9/21/14

The Shadow of the Wind

Author: Carlos Ruiz Zafon 
Pages: 487 
Publisher: Penguin 
Format: Paperback 
My Rating: 5 out of 5 stars

Summary (from Goodreads): Barcelona, 1945: A city slowly heals in the aftermath of the Spanish Civil War, and Daniel, an antiquarian book dealer’s son who mourns the loss of his mother, finds solace in a mysterious book entitled The Shadow of the Wind, by one Julián Carax. But when he sets out to find the author’s other works, he makes a shocking discovery: someone has been systematically destroying every copy of every book Carax has written. In fact, Daniel may have the last of Carax’s books in existence. Soon Daniel’s seemingly innocent quest opens a door into one of Barcelona’s darkest secrets--an epic story of murder, madness, and doomed love.





My Summary: Following the death of his mother, Daniel's father reveals an ancient secret: a library hidden in the depths of Barcelona, known to a choice few as "The Cemetery of Forgotten Books". As a new member, Daniel is tasked with picking one novel from the library that he must swear to protect and guard for the rest of his life. Daniel chooses The Shadow of the Wind by Julian Carax - a tiny,  seemingly unassuming novel that sets him off on an adventure encompassing fifty years of mystery, intrigue, and suspicion. 

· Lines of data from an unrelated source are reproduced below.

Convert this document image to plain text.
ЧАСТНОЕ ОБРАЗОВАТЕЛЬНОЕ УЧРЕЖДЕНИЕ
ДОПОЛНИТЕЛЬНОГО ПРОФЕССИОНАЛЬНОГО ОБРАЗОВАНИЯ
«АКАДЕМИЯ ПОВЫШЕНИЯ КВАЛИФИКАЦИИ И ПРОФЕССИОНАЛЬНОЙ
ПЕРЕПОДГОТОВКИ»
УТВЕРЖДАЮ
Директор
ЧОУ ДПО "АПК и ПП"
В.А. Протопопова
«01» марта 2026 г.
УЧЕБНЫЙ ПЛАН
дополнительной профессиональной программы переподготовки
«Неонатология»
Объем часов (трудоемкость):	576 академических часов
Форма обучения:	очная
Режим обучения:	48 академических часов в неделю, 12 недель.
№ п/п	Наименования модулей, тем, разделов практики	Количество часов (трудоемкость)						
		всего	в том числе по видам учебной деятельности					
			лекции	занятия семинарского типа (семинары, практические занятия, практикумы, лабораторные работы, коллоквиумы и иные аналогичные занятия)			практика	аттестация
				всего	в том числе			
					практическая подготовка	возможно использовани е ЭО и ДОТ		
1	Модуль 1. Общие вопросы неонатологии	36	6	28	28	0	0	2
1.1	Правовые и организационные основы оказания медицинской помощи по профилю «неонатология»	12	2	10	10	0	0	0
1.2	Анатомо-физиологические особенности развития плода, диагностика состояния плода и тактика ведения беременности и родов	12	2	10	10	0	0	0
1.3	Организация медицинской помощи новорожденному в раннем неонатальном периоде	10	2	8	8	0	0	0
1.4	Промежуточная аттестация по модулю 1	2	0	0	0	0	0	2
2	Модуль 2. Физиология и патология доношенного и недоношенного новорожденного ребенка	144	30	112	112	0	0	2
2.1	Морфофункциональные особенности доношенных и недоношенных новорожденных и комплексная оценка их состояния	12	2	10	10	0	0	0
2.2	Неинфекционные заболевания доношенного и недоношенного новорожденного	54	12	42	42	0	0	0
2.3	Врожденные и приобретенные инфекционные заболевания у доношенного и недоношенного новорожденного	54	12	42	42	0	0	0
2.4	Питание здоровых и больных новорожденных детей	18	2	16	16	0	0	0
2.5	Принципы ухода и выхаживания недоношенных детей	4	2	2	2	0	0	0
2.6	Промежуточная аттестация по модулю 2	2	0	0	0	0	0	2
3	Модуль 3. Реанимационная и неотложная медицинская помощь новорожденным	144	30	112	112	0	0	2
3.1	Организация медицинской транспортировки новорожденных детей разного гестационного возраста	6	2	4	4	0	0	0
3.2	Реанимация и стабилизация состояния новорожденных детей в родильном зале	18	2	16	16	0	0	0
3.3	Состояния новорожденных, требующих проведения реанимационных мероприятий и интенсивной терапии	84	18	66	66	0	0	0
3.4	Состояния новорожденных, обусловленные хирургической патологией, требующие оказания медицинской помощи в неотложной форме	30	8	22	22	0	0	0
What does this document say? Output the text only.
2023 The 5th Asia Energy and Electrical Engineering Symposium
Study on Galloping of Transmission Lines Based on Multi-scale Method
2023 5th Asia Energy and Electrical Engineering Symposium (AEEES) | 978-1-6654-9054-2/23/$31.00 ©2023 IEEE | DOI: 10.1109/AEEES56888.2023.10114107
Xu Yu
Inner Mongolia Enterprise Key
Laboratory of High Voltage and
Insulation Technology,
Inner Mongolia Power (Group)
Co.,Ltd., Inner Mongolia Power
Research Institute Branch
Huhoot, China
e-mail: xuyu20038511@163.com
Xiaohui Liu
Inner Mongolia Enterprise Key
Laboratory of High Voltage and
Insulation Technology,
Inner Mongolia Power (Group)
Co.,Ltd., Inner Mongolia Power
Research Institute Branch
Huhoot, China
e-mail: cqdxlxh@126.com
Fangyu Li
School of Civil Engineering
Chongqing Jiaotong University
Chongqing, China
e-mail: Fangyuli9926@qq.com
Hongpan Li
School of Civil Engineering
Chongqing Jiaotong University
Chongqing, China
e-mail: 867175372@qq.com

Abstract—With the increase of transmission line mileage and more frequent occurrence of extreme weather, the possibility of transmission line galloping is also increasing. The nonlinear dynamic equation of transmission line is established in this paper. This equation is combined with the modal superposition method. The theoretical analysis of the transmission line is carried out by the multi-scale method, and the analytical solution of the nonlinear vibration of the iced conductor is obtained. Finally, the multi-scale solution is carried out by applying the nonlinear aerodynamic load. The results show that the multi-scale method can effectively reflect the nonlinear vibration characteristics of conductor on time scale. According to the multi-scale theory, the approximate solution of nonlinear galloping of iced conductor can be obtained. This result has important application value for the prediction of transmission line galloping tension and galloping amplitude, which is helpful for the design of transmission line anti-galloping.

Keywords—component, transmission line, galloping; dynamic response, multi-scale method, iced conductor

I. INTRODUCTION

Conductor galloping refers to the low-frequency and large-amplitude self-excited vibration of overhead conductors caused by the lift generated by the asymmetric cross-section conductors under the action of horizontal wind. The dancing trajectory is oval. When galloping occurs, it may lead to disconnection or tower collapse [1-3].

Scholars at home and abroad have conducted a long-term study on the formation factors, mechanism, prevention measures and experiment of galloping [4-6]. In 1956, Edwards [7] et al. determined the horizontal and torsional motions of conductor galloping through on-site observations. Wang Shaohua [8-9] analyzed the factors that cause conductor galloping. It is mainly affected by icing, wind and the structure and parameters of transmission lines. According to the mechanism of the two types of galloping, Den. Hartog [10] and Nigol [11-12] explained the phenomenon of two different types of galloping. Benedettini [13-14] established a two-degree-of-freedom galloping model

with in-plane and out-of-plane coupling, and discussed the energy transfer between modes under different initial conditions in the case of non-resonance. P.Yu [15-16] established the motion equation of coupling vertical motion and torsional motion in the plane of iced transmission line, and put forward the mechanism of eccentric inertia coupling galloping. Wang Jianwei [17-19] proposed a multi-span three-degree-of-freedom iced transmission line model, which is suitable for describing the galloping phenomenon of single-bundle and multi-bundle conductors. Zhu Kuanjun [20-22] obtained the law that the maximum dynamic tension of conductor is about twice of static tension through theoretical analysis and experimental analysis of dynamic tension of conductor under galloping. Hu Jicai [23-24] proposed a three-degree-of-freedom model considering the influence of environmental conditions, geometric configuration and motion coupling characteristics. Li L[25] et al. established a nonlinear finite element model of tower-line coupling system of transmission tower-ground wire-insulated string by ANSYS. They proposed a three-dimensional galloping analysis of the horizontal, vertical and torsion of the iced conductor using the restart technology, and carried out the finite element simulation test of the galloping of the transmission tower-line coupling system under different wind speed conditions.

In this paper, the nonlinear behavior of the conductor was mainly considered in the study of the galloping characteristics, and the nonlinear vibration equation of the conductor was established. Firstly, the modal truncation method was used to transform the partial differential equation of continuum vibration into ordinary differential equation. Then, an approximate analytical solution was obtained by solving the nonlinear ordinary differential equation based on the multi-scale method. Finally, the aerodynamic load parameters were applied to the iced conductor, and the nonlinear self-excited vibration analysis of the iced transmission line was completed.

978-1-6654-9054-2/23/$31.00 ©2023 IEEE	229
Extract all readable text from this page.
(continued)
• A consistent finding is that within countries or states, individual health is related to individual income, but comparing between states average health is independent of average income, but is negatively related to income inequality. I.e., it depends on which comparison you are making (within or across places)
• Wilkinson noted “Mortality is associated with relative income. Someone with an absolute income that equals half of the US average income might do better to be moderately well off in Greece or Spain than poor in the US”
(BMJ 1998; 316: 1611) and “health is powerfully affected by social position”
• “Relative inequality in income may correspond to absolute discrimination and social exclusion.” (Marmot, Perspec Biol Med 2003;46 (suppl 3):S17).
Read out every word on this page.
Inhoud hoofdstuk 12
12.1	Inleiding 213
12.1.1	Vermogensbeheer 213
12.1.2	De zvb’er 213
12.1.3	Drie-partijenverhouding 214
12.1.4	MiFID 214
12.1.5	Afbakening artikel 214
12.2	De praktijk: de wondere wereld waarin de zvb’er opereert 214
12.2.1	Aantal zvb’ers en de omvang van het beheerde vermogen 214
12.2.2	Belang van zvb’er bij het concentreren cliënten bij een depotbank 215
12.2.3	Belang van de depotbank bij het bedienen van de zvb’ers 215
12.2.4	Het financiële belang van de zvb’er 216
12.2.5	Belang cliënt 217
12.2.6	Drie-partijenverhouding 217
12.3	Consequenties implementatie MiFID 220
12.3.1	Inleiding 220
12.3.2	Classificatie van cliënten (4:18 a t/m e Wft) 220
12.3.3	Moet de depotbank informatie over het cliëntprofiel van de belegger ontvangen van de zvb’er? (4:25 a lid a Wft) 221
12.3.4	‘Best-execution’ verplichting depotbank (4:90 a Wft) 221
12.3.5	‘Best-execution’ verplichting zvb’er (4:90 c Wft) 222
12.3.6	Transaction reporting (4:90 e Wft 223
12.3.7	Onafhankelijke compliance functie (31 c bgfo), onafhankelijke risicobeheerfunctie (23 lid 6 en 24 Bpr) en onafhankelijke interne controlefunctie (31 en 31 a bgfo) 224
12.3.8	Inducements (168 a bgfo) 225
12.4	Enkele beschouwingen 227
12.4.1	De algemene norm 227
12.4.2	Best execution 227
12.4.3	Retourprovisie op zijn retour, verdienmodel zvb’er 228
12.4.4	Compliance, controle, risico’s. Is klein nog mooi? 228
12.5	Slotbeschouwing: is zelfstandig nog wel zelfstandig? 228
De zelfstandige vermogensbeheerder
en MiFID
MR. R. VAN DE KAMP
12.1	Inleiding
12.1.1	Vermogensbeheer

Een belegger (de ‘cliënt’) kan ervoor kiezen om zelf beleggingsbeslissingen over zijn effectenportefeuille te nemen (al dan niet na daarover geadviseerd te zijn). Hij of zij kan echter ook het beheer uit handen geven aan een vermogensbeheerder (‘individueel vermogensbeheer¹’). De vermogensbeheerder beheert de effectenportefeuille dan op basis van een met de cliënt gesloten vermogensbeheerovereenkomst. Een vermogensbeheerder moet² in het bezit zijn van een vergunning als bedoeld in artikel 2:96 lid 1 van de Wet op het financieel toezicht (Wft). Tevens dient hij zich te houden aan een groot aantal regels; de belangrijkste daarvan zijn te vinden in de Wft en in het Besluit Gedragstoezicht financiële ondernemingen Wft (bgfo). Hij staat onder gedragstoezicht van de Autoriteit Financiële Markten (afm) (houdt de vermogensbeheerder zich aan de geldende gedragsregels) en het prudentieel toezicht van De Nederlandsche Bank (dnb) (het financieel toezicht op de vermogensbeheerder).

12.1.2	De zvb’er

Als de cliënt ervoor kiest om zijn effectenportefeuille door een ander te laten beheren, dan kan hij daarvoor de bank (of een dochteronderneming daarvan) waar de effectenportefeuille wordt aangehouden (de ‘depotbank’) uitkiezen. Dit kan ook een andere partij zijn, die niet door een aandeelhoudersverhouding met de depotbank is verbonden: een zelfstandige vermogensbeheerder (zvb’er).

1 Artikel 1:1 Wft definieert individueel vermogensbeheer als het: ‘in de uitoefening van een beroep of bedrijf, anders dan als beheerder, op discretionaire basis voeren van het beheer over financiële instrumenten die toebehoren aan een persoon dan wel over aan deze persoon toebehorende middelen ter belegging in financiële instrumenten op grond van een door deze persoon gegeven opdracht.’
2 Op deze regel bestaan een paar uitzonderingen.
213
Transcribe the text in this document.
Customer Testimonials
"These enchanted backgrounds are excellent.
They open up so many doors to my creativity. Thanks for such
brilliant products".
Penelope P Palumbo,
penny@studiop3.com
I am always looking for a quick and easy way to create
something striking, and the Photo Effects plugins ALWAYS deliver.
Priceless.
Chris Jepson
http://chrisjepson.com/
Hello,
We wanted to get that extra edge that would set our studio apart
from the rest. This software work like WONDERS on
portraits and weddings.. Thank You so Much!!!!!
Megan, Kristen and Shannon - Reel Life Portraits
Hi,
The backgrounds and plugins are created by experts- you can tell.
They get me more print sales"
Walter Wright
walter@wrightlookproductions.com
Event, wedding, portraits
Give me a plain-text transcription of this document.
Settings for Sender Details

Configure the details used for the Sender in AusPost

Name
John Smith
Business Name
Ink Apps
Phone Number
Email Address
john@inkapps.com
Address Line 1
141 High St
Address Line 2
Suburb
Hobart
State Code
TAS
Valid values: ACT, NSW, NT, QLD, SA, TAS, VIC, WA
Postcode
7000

Someone is set on destroying every single copy of Julian Carax's work, and it seems as if nothing will stop them. 

My Thoughts: I may be a little late to this party, but oh my goodness this book was AMAZING. I adored every second I spent delving into the twisted world of The Cemetery of Forgotten Books and 1950s Barcelona. 

I loved the darker, grittier side of Barcelona we got to see through Daniel's eyes, The entire novel had a very gothic feel which fit perfectly with the story Zafon was spinning for the reader. The darker atmosphere made for an even more engaging, gripping read. Every word was reminiscent of prose; you can feel the author's love of words spilling from the page.

Carlos Ruiz Zafon is a master storyteller. He weaved this entire thing together so seamlessly that by the end, I had no idea whose story I was reading: Julian Carax's or Daniel's. I loved the parallels drawn between Julian and Daniel, and the way that Barcelona itself seemed to be included in the varied cast of characters. The whole novel was magic. 

Final Thoughts: I definitely wholeheartedly recommend this novel to fans of gothic literature - especially those who enjoyed novels like The Thirteenth Tale by Diane Setterfield.